Joseph N. Mait, MITRE
June 10th, 2022, 9-10 am PT
Zoom link: https://washington.zoom.us/j/92272027087

The objective of optical design is to define the geometric shape of materials that transform and extract information in a scene. For most of optical design’s history, the scale of element geometry
ranged from millimeters to meters. Advances in fabrication technology have driven the lower end to scales comparable to visible wavelengths. Thus, it is now possible not only to vary an element’s
index of refraction spatially, but its dispersion as well. However, most tools for dispersion engineering are based on rigorous electromagnetic theory, which is not the conventional language of optical designers. I present my attempt to develop an approach to dispersion engineering that is congruent with conventional optical design.

Biography: Dr. Mait currently works part-time for MITRE and as an adjunct professor for the Institute of Optics at the University of Rochester. He retired in 2018 from the U.S. Army Research
Laboratory after 30 years of federal service. As ARL’s Chief Scientist from 2013 to 2017, he was responsible for the laboratory’s technical forecasting and strategic vision. He has held visiting positions at the Universität Erlangen-Nürnberg, Germany, the National Defense University in Washington DC, and the Leibniz Institute for Photonic Technologies in Jena, Germany.

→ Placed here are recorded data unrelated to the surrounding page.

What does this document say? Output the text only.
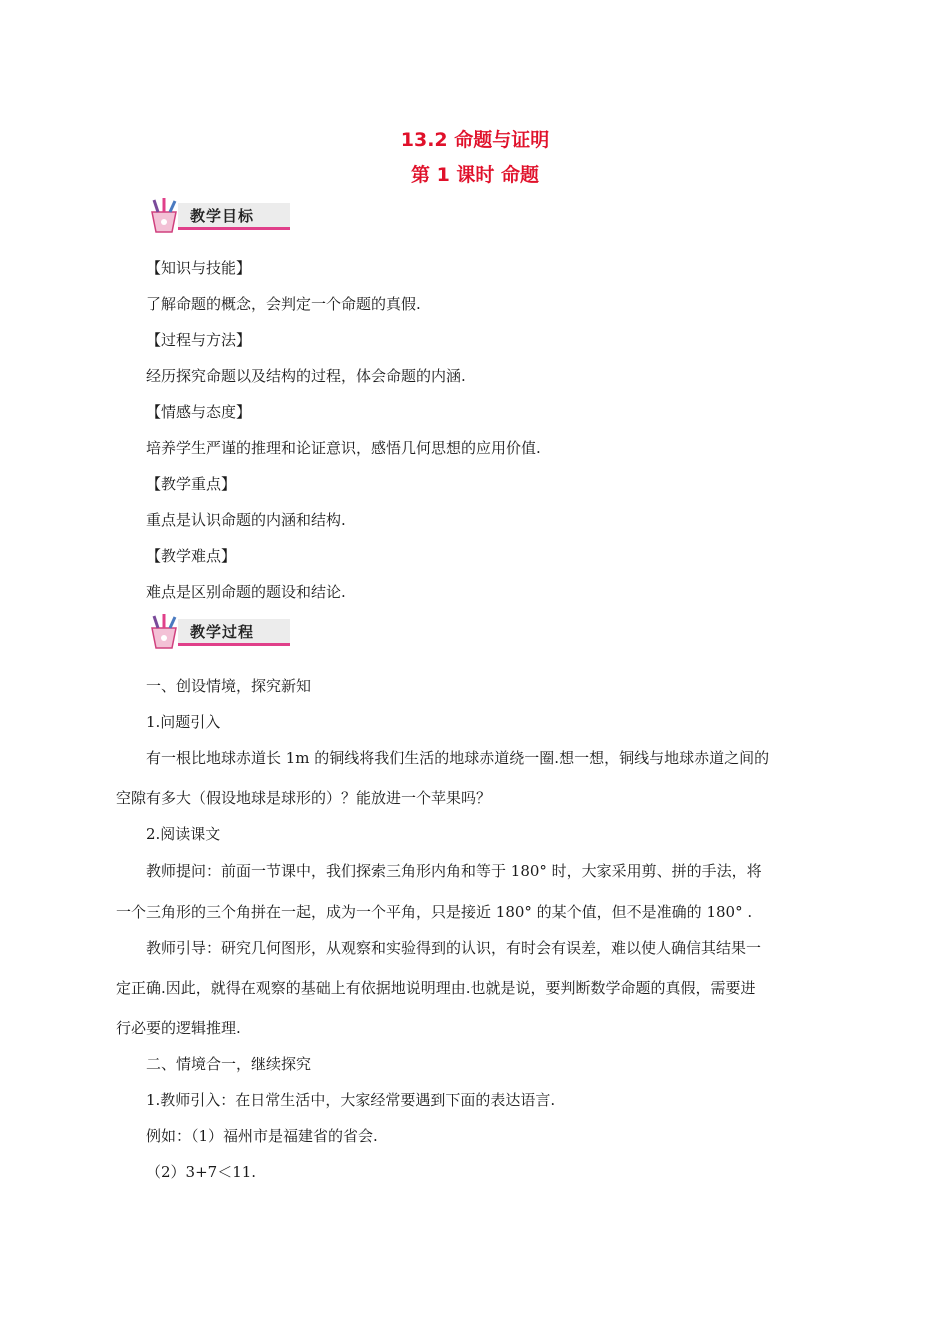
13.2 命题与证明
第 1 课时 命题
教学目标
【知识与技能】
了解命题的概念，会判定一个命题的真假.
【过程与方法】
经历探究命题以及结构的过程，体会命题的内涵.
【情感与态度】
培养学生严谨的推理和论证意识，感悟几何思想的应用价值.
【教学重点】
重点是认识命题的内涵和结构.
【教学难点】
难点是区别命题的题设和结论.
教学过程
一、创设情境，探究新知
1.问题引入
有一根比地球赤道长 1m 的铜线将我们生活的地球赤道绕一圈.想一想，铜线与地球赤道之间的
空隙有多大（假设地球是球形的）？能放进一个苹果吗？
2.阅读课文
教师提问：前面一节课中，我们探索三角形内角和等于 180° 时，大家采用剪、拼的手法，将
一个三角形的三个角拼在一起，成为一个平角，只是接近 180° 的某个值，但不是准确的 180° .
教师引导：研究几何图形，从观察和实验得到的认识，有时会有误差，难以使人确信其结果一
定正确.因此，就得在观察的基础上有依据地说明理由.也就是说，要判断数学命题的真假，需要进
行必要的逻辑推理.
二、情境合一，继续探究
1.教师引入：在日常生活中，大家经常要遇到下面的表达语言.
例如：（1）福州市是福建省的省会.
（2）3+7＜11.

Dr. Mait received his BSEE from the University of Virginia in 1979 and his MSEE and Ph.D. from the Georgia Institute of Technology in 1980 and 1985, respectively. His research interests include surface optics, graded-index optics, and computational imaging, a field of imaging he helped define in the 1990s. For six years he also led ARL’s program on micro-autonomous systems and technology. From 2009-2015, he was Editor-in-Chief of Applied Optics. He is a Fellow of SPIE and OSA and a senior member of IEEE.